Jakarta · Kamis, 20 Agustus 2026Cari
WargaKonoha

Keuangan Syariah Punya Aset Rp3.250 Triliun, Tapi Masih Sepi Pengguna

Otoritas Jasa Keuangan (OJK) mencatat total aset keuangan syariah mencapai Rp3.250,22 triliun hingga Juni 2026. Namun, tingkat inklusi keuangan syariah masih rendah, yaitu 13,24%, sementara literasi masyarakat hanya mencapai 43,07%. Kepala Eksekutif Pengawas Perilaku Pelaku Usaha Jasa Keuangan, Edukasi, dan Pelindungan Konsumen OJK, Dicky Kartikoyono, menyampaikan bahwa terdapat kesenjangan yang cukup besar antara pemahaman masyarakat dan penggunaan layanan keuangan syariah.

Menurut Dicky, rendahnya angka inklusi menunjukkan potensi pertumbuhan yang masih besar bagi industri keuangan syariah. Perkembangan teknologi digital, seperti aplikasi mobile banking, telah mempermudah akses ke layanan syariah, sehingga jumlah kantor cabang fisik tidak lagi menjadi hambatan utama. Ia menekankan bahwa keuangan syariah kini semakin setara dengan layanan keuangan konvensional dalam hal aksesibilitas.

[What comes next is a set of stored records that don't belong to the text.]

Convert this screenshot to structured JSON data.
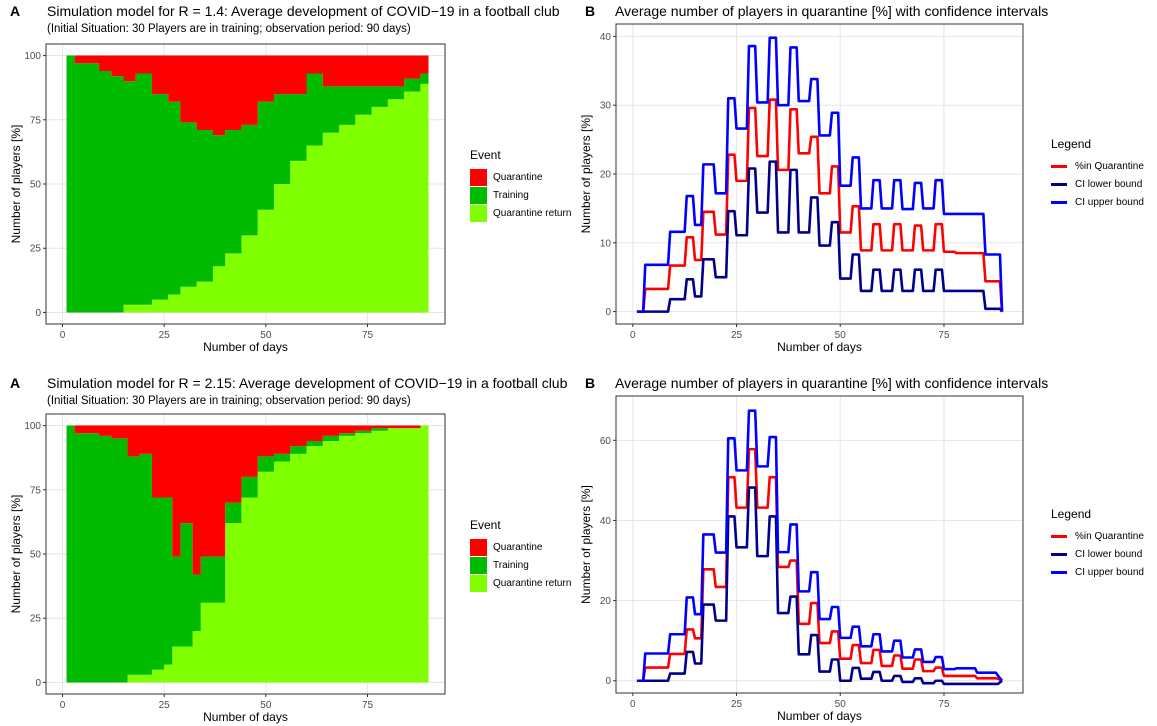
{
  "colors": {
    "quarantine": "#FF0000",
    "training": "#00BB00",
    "quarantine_return": "#7FFF00",
    "quarantine_line": "#FF0000",
    "ci_lower": "#00008B",
    "ci_upper": "#0000FF",
    "grid": "#E5E5E5",
    "axis": "#333333"
  },
  "panels": [
    {
      "letter": "A",
      "title": "Simulation model for R = 1.4: Average development of COVID−19 in a football club",
      "subtitle": "(Initial Situation: 30 Players are in training; observation period: 90 days)",
      "xlabel": "Number of days",
      "ylabel": "Number of players [%]",
      "legend": {
        "title": "Event",
        "items": [
          "Quarantine",
          "Training",
          "Quarantine return"
        ]
      }
    },
    {
      "letter": "B",
      "title": "Average number of players in quarantine [%] with confidence intervals",
      "xlabel": "Number of days",
      "ylabel": "Number of players [%]",
      "legend": {
        "title": "Legend",
        "items": [
          "%in Quarantine",
          "CI lower bound",
          "CI upper bound"
        ]
      }
    },
    {
      "letter": "A",
      "title": "Simulation model for R = 2.15: Average development of COVID−19 in a football club",
      "subtitle": "(Initial Situation: 30 Players are in training; observation period: 90 days)",
      "xlabel": "Number of days",
      "ylabel": "Number of players [%]",
      "legend": {
        "title": "Event",
        "items": [
          "Quarantine",
          "Training",
          "Quarantine return"
        ]
      }
    },
    {
      "letter": "B",
      "title": "Average number of players in quarantine [%] with confidence intervals",
      "xlabel": "Number of days",
      "ylabel": "Number of players [%]",
      "legend": {
        "title": "Legend",
        "items": [
          "%in Quarantine",
          "CI lower bound",
          "CI upper bound"
        ]
      }
    }
  ],
  "chart_data": [
    {
      "type": "area",
      "stacked": true,
      "xlim": [
        0,
        90
      ],
      "ylim": [
        0,
        100
      ],
      "xticks": [
        0,
        25,
        50,
        75
      ],
      "yticks": [
        0,
        25,
        50,
        75,
        100
      ],
      "grid": true,
      "legend_position": "right",
      "x": [
        1,
        3,
        9,
        12,
        15,
        18,
        22,
        26,
        29,
        33,
        37,
        40,
        44,
        48,
        52,
        56,
        60,
        64,
        68,
        72,
        76,
        80,
        84,
        88,
        90
      ],
      "series": [
        {
          "name": "Quarantine return",
          "values": [
            0,
            0,
            0,
            0,
            3,
            3,
            5,
            7,
            10,
            12,
            18,
            23,
            30,
            40,
            50,
            59,
            65,
            70,
            73,
            77,
            80,
            83,
            86,
            89,
            89
          ]
        },
        {
          "name": "Training",
          "values": [
            100,
            97,
            94,
            92,
            87,
            90,
            80,
            75,
            64,
            59,
            51,
            48,
            43,
            42,
            35,
            26,
            28,
            18,
            15,
            11,
            8,
            5,
            5,
            4,
            9
          ]
        },
        {
          "name": "Quarantine",
          "values": [
            0,
            3,
            6,
            8,
            10,
            7,
            15,
            18,
            26,
            29,
            31,
            29,
            27,
            18,
            15,
            15,
            7,
            12,
            12,
            12,
            12,
            12,
            9,
            7,
            2
          ]
        }
      ]
    },
    {
      "type": "line",
      "xlim": [
        0,
        90
      ],
      "ylim": [
        0,
        40
      ],
      "xticks": [
        0,
        25,
        50,
        75
      ],
      "yticks": [
        0,
        10,
        20,
        30,
        40
      ],
      "grid": true,
      "legend_position": "right",
      "x": [
        1,
        2.5,
        3,
        8.5,
        9,
        12.5,
        13,
        14.5,
        15,
        16.5,
        17,
        19.5,
        20,
        22.5,
        23,
        24.5,
        25,
        27.5,
        28,
        29.5,
        30,
        32.5,
        33,
        34.5,
        35,
        37.5,
        38,
        39.5,
        40,
        42.5,
        43,
        44.5,
        45,
        47.5,
        48,
        49.5,
        50,
        52.5,
        53,
        54.5,
        55,
        57.5,
        58,
        59.5,
        60,
        62.5,
        63,
        64.5,
        65,
        67.5,
        68,
        69.5,
        70,
        72.5,
        73,
        74.5,
        75,
        77.5,
        78,
        84.5,
        85,
        88.5,
        89
      ],
      "series": [
        {
          "name": "%in Quarantine",
          "values": [
            0,
            0,
            3.3,
            3.3,
            6.7,
            6.7,
            10.8,
            10.8,
            7.5,
            7.5,
            14.5,
            14.5,
            11.2,
            11.2,
            22.8,
            22.8,
            19,
            19,
            29.6,
            29.6,
            22.6,
            22.6,
            30.8,
            30.8,
            20.6,
            20.6,
            29.4,
            29.4,
            23,
            23,
            25.4,
            25.4,
            17.2,
            17.2,
            21.1,
            21.1,
            11.5,
            11.5,
            15.3,
            15.3,
            8.9,
            8.9,
            12.7,
            12.7,
            8.9,
            8.9,
            12.7,
            12.7,
            8.9,
            8.9,
            12.5,
            12.5,
            8.9,
            8.9,
            12.7,
            12.7,
            8.7,
            8.7,
            8.5,
            8.5,
            4.4,
            4.4,
            0
          ]
        },
        {
          "name": "CI lower bound",
          "values": [
            0,
            0,
            0,
            0,
            1.8,
            1.8,
            4.7,
            4.7,
            2.2,
            2.2,
            7.6,
            7.6,
            5,
            5,
            14.6,
            14.6,
            11.1,
            11.1,
            20.8,
            20.8,
            14.4,
            14.4,
            21.8,
            21.8,
            11.5,
            11.5,
            20.6,
            20.6,
            11.5,
            11.5,
            16.6,
            16.6,
            9.6,
            9.6,
            13,
            13,
            4.8,
            4.8,
            8.3,
            8.3,
            3,
            3,
            6.1,
            6.1,
            3,
            3,
            6.1,
            6.1,
            3,
            3,
            6.1,
            6.1,
            3,
            3,
            6.1,
            6.1,
            3,
            3,
            3,
            3,
            0.4,
            0.4,
            0
          ]
        },
        {
          "name": "CI upper bound",
          "values": [
            0,
            0,
            6.8,
            6.8,
            11.6,
            11.6,
            16.8,
            16.8,
            12.6,
            12.6,
            21.4,
            21.4,
            17.2,
            17.2,
            31,
            31,
            26.6,
            26.6,
            38.6,
            38.6,
            30.4,
            30.4,
            39.8,
            39.8,
            30,
            30,
            38.4,
            38.4,
            30.6,
            30.6,
            33.8,
            33.8,
            25.6,
            25.6,
            28.9,
            28.9,
            18.3,
            18.3,
            22.4,
            22.4,
            15,
            15,
            19.1,
            19.1,
            15,
            15,
            19.1,
            19.1,
            14.9,
            14.9,
            18.7,
            18.7,
            15,
            15,
            19.1,
            19.1,
            14.2,
            14.2,
            14.2,
            14.2,
            8.3,
            8.3,
            0
          ]
        }
      ]
    },
    {
      "type": "area",
      "stacked": true,
      "xlim": [
        0,
        90
      ],
      "ylim": [
        0,
        100
      ],
      "xticks": [
        0,
        25,
        50,
        75
      ],
      "yticks": [
        0,
        25,
        50,
        75,
        100
      ],
      "grid": true,
      "legend_position": "right",
      "x": [
        1,
        3,
        9,
        12,
        16,
        19,
        22,
        25,
        27,
        29,
        32,
        34,
        37,
        40,
        44,
        48,
        52,
        56,
        60,
        64,
        68,
        72,
        76,
        80,
        84,
        88,
        90
      ],
      "series": [
        {
          "name": "Quarantine return",
          "values": [
            0,
            0,
            0,
            0,
            3,
            3,
            5,
            7,
            14,
            14,
            20,
            31,
            31,
            62,
            72,
            82,
            86,
            89,
            92,
            94,
            96,
            97,
            98,
            99,
            99,
            100,
            100
          ]
        },
        {
          "name": "Training",
          "values": [
            100,
            97,
            96,
            95,
            85,
            86,
            67,
            65,
            35,
            48,
            22,
            18,
            18,
            8,
            8,
            6,
            3,
            3,
            2,
            2,
            1,
            1,
            1,
            0,
            0,
            0,
            0
          ]
        },
        {
          "name": "Quarantine",
          "values": [
            0,
            3,
            4,
            5,
            12,
            11,
            28,
            28,
            51,
            38,
            58,
            51,
            51,
            30,
            20,
            12,
            11,
            8,
            6,
            4,
            3,
            2,
            1,
            1,
            1,
            0,
            0
          ]
        }
      ]
    },
    {
      "type": "line",
      "xlim": [
        0,
        90
      ],
      "ylim": [
        0,
        68
      ],
      "xticks": [
        0,
        25,
        50,
        75
      ],
      "yticks": [
        0,
        20,
        40,
        60
      ],
      "grid": true,
      "legend_position": "right",
      "x": [
        1,
        2.5,
        3,
        8.5,
        9,
        12.5,
        13,
        14.5,
        15,
        16.5,
        17,
        19.5,
        20,
        22.5,
        23,
        24.5,
        25,
        27.5,
        28,
        29.5,
        30,
        32.5,
        33,
        34.5,
        35,
        37.5,
        38,
        39.5,
        40,
        42.5,
        43,
        44.5,
        45,
        47.5,
        48,
        49.5,
        50,
        52.5,
        53,
        54.5,
        55,
        57.5,
        58,
        59.5,
        60,
        62.5,
        63,
        64.5,
        65,
        67.5,
        68,
        69.5,
        70,
        72.5,
        73,
        74.5,
        75,
        77.5,
        78,
        82.5,
        83,
        87.5,
        88,
        89
      ],
      "series": [
        {
          "name": "%in Quarantine",
          "values": [
            0,
            0,
            3.3,
            3.3,
            6.7,
            6.7,
            12.8,
            12.8,
            10.6,
            10.6,
            27.8,
            27.8,
            23.4,
            23.4,
            50.8,
            50.8,
            43.2,
            43.2,
            57.8,
            57.8,
            43.2,
            43.2,
            50.8,
            50.8,
            28.4,
            28.4,
            30,
            30,
            14.2,
            14.2,
            19.4,
            19.4,
            9.4,
            9.4,
            12.3,
            12.3,
            5.5,
            5.5,
            8.9,
            8.9,
            4.4,
            4.4,
            7.7,
            7.7,
            3.7,
            3.7,
            6.3,
            6.3,
            3,
            3,
            5.3,
            5.3,
            2.4,
            2.4,
            3.3,
            3.3,
            1.2,
            1.2,
            1.2,
            1.2,
            0.6,
            0.6,
            0.5,
            0
          ]
        },
        {
          "name": "CI lower bound",
          "values": [
            0,
            0,
            0,
            0,
            1.8,
            1.8,
            7.2,
            7.2,
            4.3,
            4.3,
            19,
            19,
            15,
            15,
            41,
            41,
            33.3,
            33.3,
            48.2,
            48.2,
            31.1,
            31.1,
            41,
            41,
            16.9,
            16.9,
            21,
            21,
            6.6,
            6.6,
            11.4,
            11.4,
            2.3,
            2.3,
            5.3,
            5.3,
            0,
            0,
            3.2,
            3.2,
            0.5,
            0.5,
            2.2,
            2.2,
            0,
            0,
            1.2,
            1.2,
            -0.3,
            -0.3,
            0.6,
            0.6,
            -0.6,
            -0.6,
            0,
            0,
            -0.8,
            -0.8,
            -0.8,
            -0.8,
            -0.8,
            -0.8,
            -0.8,
            0
          ]
        },
        {
          "name": "CI upper bound",
          "values": [
            0,
            0,
            6.8,
            6.8,
            11.6,
            11.6,
            20.8,
            20.8,
            16.6,
            16.6,
            36.5,
            36.5,
            32,
            32,
            60.5,
            60.5,
            52.5,
            52.5,
            67.4,
            67.4,
            53.5,
            53.5,
            60.8,
            60.8,
            32.1,
            32.1,
            39,
            39,
            22.3,
            22.3,
            27.1,
            27.1,
            15.4,
            15.4,
            18.4,
            18.4,
            10.7,
            10.7,
            13.5,
            13.5,
            8.6,
            8.6,
            11.6,
            11.6,
            7.3,
            7.3,
            10,
            10,
            5.8,
            5.8,
            7.8,
            7.8,
            4.7,
            4.7,
            5.9,
            5.9,
            2.9,
            2.9,
            3.1,
            3.1,
            2,
            2,
            1.3,
            0
          ]
        }
      ]
    }
  ]
}
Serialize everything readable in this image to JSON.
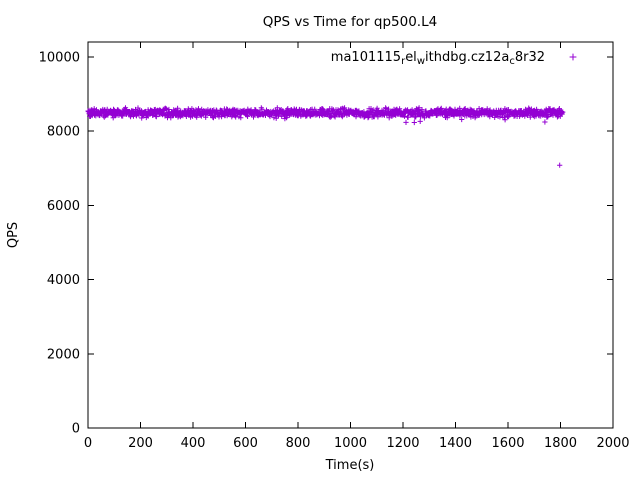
{
  "chart_data": {
    "type": "scatter",
    "title": "QPS vs Time for qp500.L4",
    "xlabel": "Time(s)",
    "ylabel": "QPS",
    "xlim": [
      0,
      2000
    ],
    "ylim": [
      0,
      10400
    ],
    "xticks": [
      0,
      200,
      400,
      600,
      800,
      1000,
      1200,
      1400,
      1600,
      1800,
      2000
    ],
    "yticks": [
      0,
      2000,
      4000,
      6000,
      8000,
      10000
    ],
    "grid": false,
    "legend_position": "top-right-inside",
    "series": [
      {
        "name_segments": [
          {
            "text": "ma101115"
          },
          {
            "text": "r",
            "sub": true
          },
          {
            "text": "el"
          },
          {
            "text": "w",
            "sub": true
          },
          {
            "text": "ithdbg.cz12a"
          },
          {
            "text": "c",
            "sub": true
          },
          {
            "text": "8r32"
          }
        ],
        "marker": "plus",
        "color": "#9400d3",
        "band": {
          "x_start": 0,
          "x_end": 1808,
          "y_mean": 8490,
          "y_sigma": 55,
          "n_points": 1300,
          "seed": 42,
          "low_tail_chance": 0.012,
          "low_tail_drop": 200
        },
        "outliers": [
          [
            1797,
            7080
          ]
        ]
      }
    ]
  }
}
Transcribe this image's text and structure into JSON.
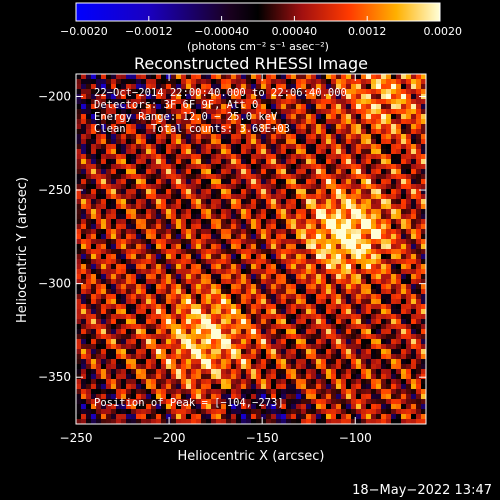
{
  "chart_data": {
    "type": "heatmap",
    "title": "Reconstructed RHESSI Image",
    "xlabel": "Heliocentric X (arcsec)",
    "ylabel": "Heliocentric Y (arcsec)",
    "xlim": [
      -250,
      -62
    ],
    "ylim": [
      -375,
      -188
    ],
    "x_ticks": [
      -250,
      -200,
      -150,
      -100
    ],
    "y_ticks": [
      -200,
      -250,
      -300,
      -350
    ],
    "x_tick_labels": [
      "−250",
      "−200",
      "−150",
      "−100"
    ],
    "y_tick_labels": [
      "−200",
      "−250",
      "−300",
      "−350"
    ],
    "colorbar": {
      "range": [
        -0.002,
        0.002
      ],
      "ticks": [
        -0.002,
        -0.0012,
        -0.0004,
        0.0004,
        0.0012,
        0.002
      ],
      "tick_labels": [
        "−0.0020",
        "−0.0012",
        "−0.00040",
        "0.00040",
        "0.0012",
        "0.0020"
      ],
      "units_label": "(photons cm⁻² s⁻¹ asec⁻²)"
    },
    "sources": [
      {
        "x": -104,
        "y": -273,
        "peak": 0.002
      },
      {
        "x": -180,
        "y": -328,
        "peak": 0.0016
      },
      {
        "x": -85,
        "y": -200,
        "peak": 0.0011
      }
    ],
    "grid": false
  },
  "annotations": {
    "time_range": "22−Oct−2014 22:00:40.000 to 22:06:40.000",
    "detectors": "Detectors: 3F 6F 9F, Att 0",
    "energy_range": "Energy Range: 12.0 − 25.0 keV",
    "clean_line": "Clean    Total counts: 3.68E+03",
    "peak_position": "Position of Peak = [−104,−273]"
  },
  "footer": {
    "timestamp": "18−May−2022 13:47"
  }
}
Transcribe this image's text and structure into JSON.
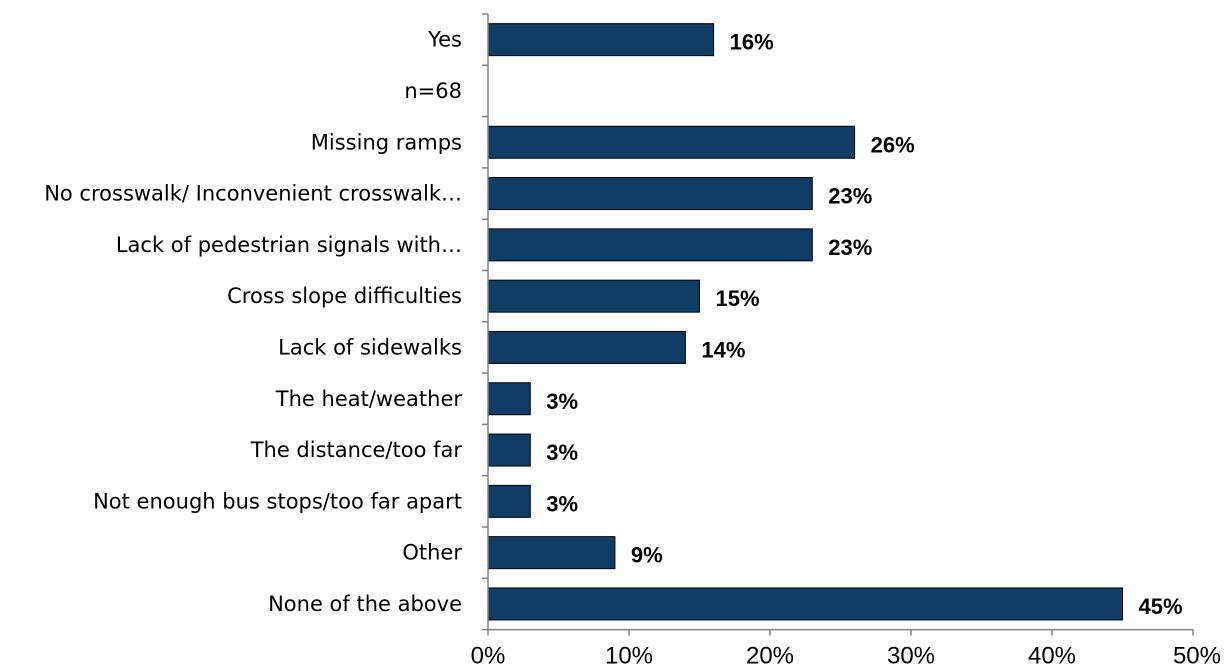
{
  "chart_data": {
    "type": "bar",
    "orientation": "horizontal",
    "categories": [
      "Yes",
      "n=68",
      "Missing ramps",
      "No crosswalk/ Inconvenient crosswalk…",
      "Lack of pedestrian signals with…",
      "Cross slope difficulties",
      "Lack of sidewalks",
      "The heat/weather",
      "The distance/too far",
      "Not enough bus stops/too far apart",
      "Other",
      "None of the above"
    ],
    "values": [
      16,
      null,
      26,
      23,
      23,
      15,
      14,
      3,
      3,
      3,
      9,
      45
    ],
    "value_labels": [
      "16%",
      "",
      "26%",
      "23%",
      "23%",
      "15%",
      "14%",
      "3%",
      "3%",
      "3%",
      "9%",
      "45%"
    ],
    "xlim": [
      0,
      50
    ],
    "x_ticks": [
      0,
      10,
      20,
      30,
      40,
      50
    ],
    "x_tick_labels": [
      "0%",
      "10%",
      "20%",
      "30%",
      "40%",
      "50%"
    ],
    "title": "",
    "xlabel": "",
    "ylabel": "",
    "grid": false,
    "legend": "none",
    "colors": {
      "bar": "#0F3D66",
      "bar_border": "#000000",
      "axis": "#808080"
    }
  }
}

Di sisi lain, industri perbankan syariah mencatat pertumbuhan pembiayaan sebesar 11,3% hingga Juni 2026, meskipun angka inklusi masih terbatas. OJK menilai penguatan akses melalui kanal digital menjadi salah satu strategi pengembangan utama untuk meningkatkan partisipasi masyarakat dalam keuangan syariah.